Cambios en la plantilla

Los Blazers llegan a la agencia libre con la necesidad de hacer algún que otro retoque en su quinteto inicial si quieren dar el empujón definitivo que les lleve a las Finales con unos márgenes de maniobra muy pequeños. El puesto de alero, dominado por Mo Harkless, podría ser mejorado al igual que el de ala-pívot, que ha ocupado un Al-Farouq Aminu que finaliza contrato este julio. Una situación que repiten Rodney Hood, Seth Curry y Enes Kanter. Los tres han realizado unos playoffs más que dignos, con momentos de mayor o menor importancia: Hood fue clave en el duelo de las tres prórrogas contra Denver y Kanter hizo un trabajo loable frente a Steven Adams.
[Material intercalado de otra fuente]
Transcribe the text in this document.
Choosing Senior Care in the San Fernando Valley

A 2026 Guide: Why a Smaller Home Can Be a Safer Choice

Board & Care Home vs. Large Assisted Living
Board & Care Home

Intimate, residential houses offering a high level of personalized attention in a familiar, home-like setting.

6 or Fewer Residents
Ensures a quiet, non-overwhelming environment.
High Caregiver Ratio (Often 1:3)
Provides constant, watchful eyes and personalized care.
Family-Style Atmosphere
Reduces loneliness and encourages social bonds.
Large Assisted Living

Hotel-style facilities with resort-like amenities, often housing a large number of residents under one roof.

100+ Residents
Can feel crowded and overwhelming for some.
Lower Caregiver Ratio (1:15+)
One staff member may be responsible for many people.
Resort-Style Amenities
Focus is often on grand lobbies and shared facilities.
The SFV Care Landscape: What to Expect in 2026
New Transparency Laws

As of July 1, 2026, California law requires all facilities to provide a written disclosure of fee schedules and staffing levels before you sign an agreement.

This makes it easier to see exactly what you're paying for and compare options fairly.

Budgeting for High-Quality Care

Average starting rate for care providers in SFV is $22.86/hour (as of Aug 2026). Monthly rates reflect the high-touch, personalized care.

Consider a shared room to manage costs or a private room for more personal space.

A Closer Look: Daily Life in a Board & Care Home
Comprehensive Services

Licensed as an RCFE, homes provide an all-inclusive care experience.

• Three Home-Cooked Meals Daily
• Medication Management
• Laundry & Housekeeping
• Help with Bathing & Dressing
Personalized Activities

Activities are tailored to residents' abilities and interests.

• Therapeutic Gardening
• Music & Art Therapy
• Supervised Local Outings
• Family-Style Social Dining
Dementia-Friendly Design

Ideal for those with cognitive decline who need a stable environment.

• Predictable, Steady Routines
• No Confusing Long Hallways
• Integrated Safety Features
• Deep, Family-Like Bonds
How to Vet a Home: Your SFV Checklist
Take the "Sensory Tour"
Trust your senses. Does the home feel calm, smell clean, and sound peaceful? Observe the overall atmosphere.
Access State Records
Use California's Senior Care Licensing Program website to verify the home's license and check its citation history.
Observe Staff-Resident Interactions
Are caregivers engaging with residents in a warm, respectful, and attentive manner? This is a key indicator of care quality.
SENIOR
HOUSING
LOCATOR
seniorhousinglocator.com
Además del turco, Meyers Leonard y Zach Collins estuvieron a la altura en un obra muy difícil de interpretar: la baja de Jusuf Nurkic. 

El problema económico se une a otro más endiablado: parece que nadie quiere ir a Oregón. El estado, allí, en la costa del Pacífico y solo separado de Canadá por el de Washington no es muy admirado por los jugadores de la NBA. Es un mercado pequeño, sus partidos casi siempre ocupan el último horario de la jornada y no ganan un anillo desde 1977. Hechos, más o menos cuantificables, que chocan con una realidad superior: los Blazers son una organización modélica configurada durante los 30 años Paul Allen, fallecido justo antes de comenzar esta temporada, y que tienen una de las estrellas más comprometidas de la NBA: Lillard estudia ampliar su contrato cuatro años, hasta 2025. Cerraría su etapa blazer con 34 años. Pros y contras que crean un futuro incierto en Portland.